Alexander Lambsdorff, a vice president of the European Parliament described Macron as a "French John F. Kennedy" and said his first-round victory is good news for Europe.
A spokesman for German Chancellor Angela Merkel said the boost for Macron shows "France AND Europe can win together!", while Sigmar Gabriel, the German Foreign Minister, said a Macron victory would signal a "new beginning for Europe".
Macron, who quit current Hollande's Socialists only last year ago to launch En Marche party, described himself as the "patriotic choice for France" in a victory speech to his supporters.
His party pushes a liberal, pro-EU agenda.
His rival, Le Pen, took over the FN leadership from her father in January 2011.
Her party wants to slash immigration, clamp down on free trade, and overturn France's relationship with Europe.
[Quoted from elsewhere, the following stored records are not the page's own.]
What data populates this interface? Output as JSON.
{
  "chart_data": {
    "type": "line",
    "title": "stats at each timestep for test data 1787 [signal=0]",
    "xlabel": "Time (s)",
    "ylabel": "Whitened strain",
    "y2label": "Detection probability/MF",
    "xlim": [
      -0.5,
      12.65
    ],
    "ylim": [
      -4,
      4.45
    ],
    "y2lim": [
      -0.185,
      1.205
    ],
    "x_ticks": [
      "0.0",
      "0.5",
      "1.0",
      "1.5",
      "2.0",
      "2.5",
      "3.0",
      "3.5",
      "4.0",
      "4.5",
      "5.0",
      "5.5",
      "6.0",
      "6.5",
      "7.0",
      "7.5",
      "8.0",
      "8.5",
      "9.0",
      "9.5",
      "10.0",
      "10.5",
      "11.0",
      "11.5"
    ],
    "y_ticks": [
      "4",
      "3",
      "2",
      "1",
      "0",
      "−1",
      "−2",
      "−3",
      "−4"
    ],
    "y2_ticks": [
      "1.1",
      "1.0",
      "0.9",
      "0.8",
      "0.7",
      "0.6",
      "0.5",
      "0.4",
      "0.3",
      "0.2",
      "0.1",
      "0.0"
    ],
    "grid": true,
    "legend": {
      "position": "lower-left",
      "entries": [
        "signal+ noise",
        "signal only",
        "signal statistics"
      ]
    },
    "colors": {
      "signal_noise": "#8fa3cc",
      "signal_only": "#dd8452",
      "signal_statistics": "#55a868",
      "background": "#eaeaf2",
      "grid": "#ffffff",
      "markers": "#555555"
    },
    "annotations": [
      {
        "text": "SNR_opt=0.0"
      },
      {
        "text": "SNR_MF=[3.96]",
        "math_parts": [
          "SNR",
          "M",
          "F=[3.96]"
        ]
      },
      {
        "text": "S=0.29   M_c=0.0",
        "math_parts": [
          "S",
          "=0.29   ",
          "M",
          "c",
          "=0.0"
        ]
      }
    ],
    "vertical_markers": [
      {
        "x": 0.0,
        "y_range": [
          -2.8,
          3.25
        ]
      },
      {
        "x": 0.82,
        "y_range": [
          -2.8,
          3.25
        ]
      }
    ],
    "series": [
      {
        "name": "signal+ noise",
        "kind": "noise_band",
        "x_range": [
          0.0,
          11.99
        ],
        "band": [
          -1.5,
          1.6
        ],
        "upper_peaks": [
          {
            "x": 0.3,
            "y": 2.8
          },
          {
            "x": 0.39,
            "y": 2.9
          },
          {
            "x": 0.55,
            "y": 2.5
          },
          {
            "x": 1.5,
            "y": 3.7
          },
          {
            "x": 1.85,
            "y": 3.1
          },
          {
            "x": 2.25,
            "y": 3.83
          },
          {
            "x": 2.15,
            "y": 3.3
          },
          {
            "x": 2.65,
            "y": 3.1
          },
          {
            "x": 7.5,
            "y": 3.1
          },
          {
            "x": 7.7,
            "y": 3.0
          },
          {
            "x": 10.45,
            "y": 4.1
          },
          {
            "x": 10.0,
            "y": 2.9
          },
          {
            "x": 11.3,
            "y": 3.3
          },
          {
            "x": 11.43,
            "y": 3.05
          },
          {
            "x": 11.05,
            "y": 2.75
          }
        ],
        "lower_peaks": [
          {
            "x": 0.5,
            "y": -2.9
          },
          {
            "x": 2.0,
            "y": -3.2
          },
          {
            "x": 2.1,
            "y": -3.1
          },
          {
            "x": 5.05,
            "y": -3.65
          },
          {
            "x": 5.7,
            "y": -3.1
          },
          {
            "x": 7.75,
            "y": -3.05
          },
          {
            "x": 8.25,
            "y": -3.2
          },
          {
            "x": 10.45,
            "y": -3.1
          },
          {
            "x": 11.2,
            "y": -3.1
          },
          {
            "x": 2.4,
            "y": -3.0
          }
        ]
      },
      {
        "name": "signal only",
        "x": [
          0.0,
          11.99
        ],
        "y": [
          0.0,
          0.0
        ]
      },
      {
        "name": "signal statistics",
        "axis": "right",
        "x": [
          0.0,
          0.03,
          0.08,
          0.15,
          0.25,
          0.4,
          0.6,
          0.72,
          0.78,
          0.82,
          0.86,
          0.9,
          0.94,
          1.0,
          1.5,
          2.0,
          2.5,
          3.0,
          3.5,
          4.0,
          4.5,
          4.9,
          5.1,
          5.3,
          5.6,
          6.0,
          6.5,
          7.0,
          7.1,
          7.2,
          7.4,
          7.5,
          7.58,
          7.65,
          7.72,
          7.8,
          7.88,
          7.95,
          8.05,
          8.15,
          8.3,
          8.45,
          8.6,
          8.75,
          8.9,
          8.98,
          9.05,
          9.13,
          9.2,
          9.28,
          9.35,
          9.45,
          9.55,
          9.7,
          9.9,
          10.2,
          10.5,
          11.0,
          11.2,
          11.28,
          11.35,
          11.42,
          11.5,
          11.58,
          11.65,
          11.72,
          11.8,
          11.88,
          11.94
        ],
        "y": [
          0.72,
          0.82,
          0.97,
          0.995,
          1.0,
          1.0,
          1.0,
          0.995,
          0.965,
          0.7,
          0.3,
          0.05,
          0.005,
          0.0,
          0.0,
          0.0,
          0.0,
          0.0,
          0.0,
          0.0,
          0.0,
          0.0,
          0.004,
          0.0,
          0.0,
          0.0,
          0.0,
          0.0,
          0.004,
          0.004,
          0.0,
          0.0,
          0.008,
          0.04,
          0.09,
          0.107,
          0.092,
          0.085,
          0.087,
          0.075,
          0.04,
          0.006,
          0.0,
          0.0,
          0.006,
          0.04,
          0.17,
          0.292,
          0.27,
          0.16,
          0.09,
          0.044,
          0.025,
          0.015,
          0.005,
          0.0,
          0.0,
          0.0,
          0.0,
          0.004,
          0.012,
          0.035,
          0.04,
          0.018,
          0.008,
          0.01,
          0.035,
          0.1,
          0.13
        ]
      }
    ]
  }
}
Following the first round results, Le Pen made an "appeal to all patriots", saying a vote for her was the key to the "survival of France".
Meanwhile, French police said six officers and three demonstrators were injured during election night violence.
Police said on Monday they had detained 29 people in the unrest between protesters and police at the Place de la Bastille in Paris.
Activists in Toulouse, Lyon, Bordeaux and Grenoble also staged protests that turned violent.
Also, stocks in France and exchanges in European markets opened with rosy note on Monday at the prospect of Macron winning the second round of presidential elections.
The euro jumped to a five-month high after the first round of voting.